Num artigo publicado no Nouvel Observateur, o filósofo esloveno diz que a Grécia não está preparada para sair do euro e que primeiro será preciso arrancar o controlo do aparelho de estado, que continua a ser um feudo da direita e da “máquina clientelar corrupta”.
Apoiante do Syriza nas últimas eleições, Slavoj Zizek comenta a situação política grega após a assinatura do terceiro memorando e do “choque devastador” da passagem do ‘Não’ do referendo ao ‘Sim’ a Bruxelas.
Mas em vez de o comparar, como Varoufakis, ao tratado de Versalhes, Zizek prefere fazê-lo com o de Brest-Litovsk, assinado pelos alemães e soviéticos em 1918. “Para grande consternação de muitos apoiantes, o governo bolchevique, ao assinar esse tratado, cedeu às exigências alemãs exorbitantes. É certo que bateram em retirada, mas isso permitiu-lhes beneficiar de espaço para respirar e assim fortalecer as bases do seu poder e esperar”, explicou Zizek, fazendo o paralelo com a Grécia de hoje: “esta história não acabou” e novas crises vêm a caminho, avisa.
“A tarefa do governo Syriza é de se preparar para esse momento, ocupar pacientemente as posições que deve ocupar, e considerar todas as escolhas possíveis. O facto de conservar o poder político nestas condições impossíveis oferece no entanto um pequeno espaço que permite prepara o terreno para uma ação posterior e para educar politicamente a população”, acrescenta Zizek.
O paradoxo grego apresentado por Slavoj Zizek resume-se desta forma: ao mesmo tempo que o memorando está condenado a fracassar, o governo deve aplicá-lo até à “próxima explosão”. “Porquê? Porque a Grécia, como é óbvio, não está por enquanto em posição de optar pelo grexit – ela não dispõe de um plano B que lhe permitisse conduzir com sucesso esta operação delicada e complexa”, argumenta o filósofo esloveno.

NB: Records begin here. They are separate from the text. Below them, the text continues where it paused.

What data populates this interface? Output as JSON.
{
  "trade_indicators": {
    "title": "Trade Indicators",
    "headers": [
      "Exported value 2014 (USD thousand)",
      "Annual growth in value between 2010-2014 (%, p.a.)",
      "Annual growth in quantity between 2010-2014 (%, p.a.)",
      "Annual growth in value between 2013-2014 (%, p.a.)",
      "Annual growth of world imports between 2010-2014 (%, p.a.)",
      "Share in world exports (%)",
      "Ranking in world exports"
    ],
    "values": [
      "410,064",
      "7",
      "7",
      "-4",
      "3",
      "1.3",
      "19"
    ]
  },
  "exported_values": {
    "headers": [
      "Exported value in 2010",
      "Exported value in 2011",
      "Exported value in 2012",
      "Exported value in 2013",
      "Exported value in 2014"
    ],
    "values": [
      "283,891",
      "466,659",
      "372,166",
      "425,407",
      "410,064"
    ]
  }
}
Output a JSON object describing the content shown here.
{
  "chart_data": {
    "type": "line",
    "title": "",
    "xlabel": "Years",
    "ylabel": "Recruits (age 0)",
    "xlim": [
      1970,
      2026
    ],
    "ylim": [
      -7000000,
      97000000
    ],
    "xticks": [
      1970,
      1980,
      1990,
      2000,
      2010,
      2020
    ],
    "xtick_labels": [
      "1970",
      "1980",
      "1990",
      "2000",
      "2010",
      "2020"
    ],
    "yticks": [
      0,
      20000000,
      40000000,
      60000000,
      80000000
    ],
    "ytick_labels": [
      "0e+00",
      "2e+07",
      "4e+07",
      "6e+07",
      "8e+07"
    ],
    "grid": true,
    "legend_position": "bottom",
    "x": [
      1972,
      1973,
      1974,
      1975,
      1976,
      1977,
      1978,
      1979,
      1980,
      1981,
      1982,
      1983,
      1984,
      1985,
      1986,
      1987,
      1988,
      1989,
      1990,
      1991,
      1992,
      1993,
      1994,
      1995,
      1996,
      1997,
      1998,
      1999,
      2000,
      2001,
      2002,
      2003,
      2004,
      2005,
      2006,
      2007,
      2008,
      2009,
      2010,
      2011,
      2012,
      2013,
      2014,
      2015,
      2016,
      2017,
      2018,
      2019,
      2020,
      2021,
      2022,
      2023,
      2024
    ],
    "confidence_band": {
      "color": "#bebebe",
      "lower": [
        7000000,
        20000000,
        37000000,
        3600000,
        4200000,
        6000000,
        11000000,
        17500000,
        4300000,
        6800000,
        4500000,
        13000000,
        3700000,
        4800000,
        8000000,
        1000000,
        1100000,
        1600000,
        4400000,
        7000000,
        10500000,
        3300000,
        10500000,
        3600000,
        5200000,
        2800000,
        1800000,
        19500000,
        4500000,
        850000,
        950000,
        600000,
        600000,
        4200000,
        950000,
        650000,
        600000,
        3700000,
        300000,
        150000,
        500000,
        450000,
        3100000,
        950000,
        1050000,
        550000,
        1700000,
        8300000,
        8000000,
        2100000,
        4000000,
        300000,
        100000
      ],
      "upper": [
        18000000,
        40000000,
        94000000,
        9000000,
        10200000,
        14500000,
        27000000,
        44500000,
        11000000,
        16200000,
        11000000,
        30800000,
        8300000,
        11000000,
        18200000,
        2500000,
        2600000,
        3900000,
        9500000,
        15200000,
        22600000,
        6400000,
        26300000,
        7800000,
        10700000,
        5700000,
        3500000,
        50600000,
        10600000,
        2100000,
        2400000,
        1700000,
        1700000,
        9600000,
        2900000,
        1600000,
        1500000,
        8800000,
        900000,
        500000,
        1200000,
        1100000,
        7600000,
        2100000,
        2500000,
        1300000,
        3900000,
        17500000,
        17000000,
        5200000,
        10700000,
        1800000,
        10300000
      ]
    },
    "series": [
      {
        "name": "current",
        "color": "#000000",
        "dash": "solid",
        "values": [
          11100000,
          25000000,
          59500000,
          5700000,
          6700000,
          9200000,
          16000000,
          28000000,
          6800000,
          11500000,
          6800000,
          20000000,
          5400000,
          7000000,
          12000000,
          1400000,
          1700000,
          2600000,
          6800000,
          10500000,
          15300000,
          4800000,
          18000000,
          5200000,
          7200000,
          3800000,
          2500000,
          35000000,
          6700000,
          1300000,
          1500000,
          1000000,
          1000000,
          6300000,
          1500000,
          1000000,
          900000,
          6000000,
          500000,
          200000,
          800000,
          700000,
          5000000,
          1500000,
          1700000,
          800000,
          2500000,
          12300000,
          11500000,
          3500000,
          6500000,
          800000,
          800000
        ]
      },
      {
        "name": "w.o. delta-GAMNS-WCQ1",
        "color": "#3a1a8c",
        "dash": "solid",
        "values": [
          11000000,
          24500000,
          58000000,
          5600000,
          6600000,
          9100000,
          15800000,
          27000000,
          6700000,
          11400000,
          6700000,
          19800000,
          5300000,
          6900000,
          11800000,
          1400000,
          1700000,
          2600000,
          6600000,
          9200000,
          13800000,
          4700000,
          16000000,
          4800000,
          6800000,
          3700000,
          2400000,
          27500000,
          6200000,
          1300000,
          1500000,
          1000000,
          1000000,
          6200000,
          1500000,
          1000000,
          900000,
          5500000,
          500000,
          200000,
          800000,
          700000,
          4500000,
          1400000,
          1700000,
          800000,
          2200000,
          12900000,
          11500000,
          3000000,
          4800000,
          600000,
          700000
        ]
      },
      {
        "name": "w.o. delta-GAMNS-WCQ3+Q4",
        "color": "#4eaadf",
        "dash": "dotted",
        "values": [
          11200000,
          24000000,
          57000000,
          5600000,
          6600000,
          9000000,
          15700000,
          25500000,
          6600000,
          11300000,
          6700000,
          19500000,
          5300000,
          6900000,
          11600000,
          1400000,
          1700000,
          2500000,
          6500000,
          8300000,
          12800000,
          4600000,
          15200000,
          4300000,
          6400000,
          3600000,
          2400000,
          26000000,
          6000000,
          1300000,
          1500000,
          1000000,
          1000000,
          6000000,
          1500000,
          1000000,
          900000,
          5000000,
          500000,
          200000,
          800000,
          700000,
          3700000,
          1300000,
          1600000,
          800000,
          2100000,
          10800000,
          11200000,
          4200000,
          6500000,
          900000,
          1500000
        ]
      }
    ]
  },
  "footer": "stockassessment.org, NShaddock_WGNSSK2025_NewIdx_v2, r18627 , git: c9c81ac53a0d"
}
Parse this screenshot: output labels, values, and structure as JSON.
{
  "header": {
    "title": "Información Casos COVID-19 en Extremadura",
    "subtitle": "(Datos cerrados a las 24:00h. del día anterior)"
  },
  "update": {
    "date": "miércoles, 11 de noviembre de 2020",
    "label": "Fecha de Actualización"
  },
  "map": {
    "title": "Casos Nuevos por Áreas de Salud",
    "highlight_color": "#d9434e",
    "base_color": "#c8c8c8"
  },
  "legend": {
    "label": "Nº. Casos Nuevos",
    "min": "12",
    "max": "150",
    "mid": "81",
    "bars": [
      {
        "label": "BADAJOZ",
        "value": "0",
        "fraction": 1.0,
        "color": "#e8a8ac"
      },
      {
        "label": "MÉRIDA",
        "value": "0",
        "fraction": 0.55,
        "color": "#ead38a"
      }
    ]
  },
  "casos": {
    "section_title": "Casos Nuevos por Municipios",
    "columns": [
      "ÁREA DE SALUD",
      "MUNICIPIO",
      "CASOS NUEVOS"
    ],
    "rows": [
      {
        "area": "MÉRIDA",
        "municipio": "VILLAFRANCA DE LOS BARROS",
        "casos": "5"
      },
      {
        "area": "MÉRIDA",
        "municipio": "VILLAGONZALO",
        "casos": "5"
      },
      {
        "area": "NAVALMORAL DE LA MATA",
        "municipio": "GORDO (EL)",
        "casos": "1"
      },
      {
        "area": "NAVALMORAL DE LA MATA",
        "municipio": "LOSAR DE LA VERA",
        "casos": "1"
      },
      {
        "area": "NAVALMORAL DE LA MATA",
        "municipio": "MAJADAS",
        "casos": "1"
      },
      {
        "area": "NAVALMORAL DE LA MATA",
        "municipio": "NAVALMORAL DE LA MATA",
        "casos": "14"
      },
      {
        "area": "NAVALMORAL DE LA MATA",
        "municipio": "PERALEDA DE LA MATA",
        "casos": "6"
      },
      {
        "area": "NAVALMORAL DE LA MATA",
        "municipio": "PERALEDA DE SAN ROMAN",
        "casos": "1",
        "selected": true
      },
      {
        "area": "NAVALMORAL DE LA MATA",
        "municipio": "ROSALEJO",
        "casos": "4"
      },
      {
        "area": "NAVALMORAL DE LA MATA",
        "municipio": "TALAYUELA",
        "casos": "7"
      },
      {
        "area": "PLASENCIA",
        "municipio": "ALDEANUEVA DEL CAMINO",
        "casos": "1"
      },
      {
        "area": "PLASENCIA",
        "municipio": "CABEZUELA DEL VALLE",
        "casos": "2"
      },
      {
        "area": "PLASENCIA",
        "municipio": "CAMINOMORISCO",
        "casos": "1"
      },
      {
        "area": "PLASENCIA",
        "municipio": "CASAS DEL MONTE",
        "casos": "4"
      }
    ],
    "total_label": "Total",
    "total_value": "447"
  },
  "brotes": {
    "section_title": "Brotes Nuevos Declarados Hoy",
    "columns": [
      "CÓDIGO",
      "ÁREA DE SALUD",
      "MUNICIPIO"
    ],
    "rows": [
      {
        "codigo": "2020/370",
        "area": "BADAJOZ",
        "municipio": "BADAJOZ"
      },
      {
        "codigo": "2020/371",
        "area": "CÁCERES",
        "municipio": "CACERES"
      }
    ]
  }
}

Ao conseguir mais tempo, o governo do Syriza deve aplicá-lo “a reorganizar radicalmente as instituições sociais e políticas da Grécia, corrompidas desde longa data”, defende Zizek. O filósofo discute ainda a linha política dos dissidentes da Plataforma de Esquerda – que criaram um grupo parlamentar próprio chamado Unidade Popular e vão a eleições contra o Syriza. Para Zizek, a defesa da saída do euro não responde ao elevado endividamento privado de cidadãos e empresas (que não pode ser anulado como a dívida pública) e à dependência das importações europeias.
“Por outras palavras, onde se encontraria a Grécia em caso de grexit? Em qual “fora”? No “fora” onde está a Bielorrússia ou Cuba?”, questiona Zizek, respondendo citando Paul Krugman quando disse que “ninguém pode saber ao certo quais serão as consequências de um grexit”.
“Tsipras não será o novo Lula”
Zizek diz-se supreendido com o “nacional-populismo” revelado pelos dissidentes do Syriza, que considera “totalmente inaceitável”. E diz que é preciso rejeitar “dois mitos otimistas: o mito da plataforma de esquerda, de que haveria uma forma racional de fazer um grexit bem sucedido e gerar uma nova prosperidade, e o mito inverso (defendido entre outros pelo economista Jeffrey Frankel) que faz crer que Tsipras poderia tornar-se um novo Lula, aplicando ao pormenor o plano de resgate imposto ao seu país”.
Zizek defende que a escolha não está entre “capitulação ou grexit” e que o Syriza se vê na situação única e difícil de ser obrigado a fazer o contrário do que defende para evitar que os seus adversários recuperem o poder. Por isso, conclui Zizek, os inimigos do governo não são os da Plataforma de Esquerda, mas os que no atual cenário de derrota acabam por ser cooptados pelos vencedores, incluindo no próprio Syriza.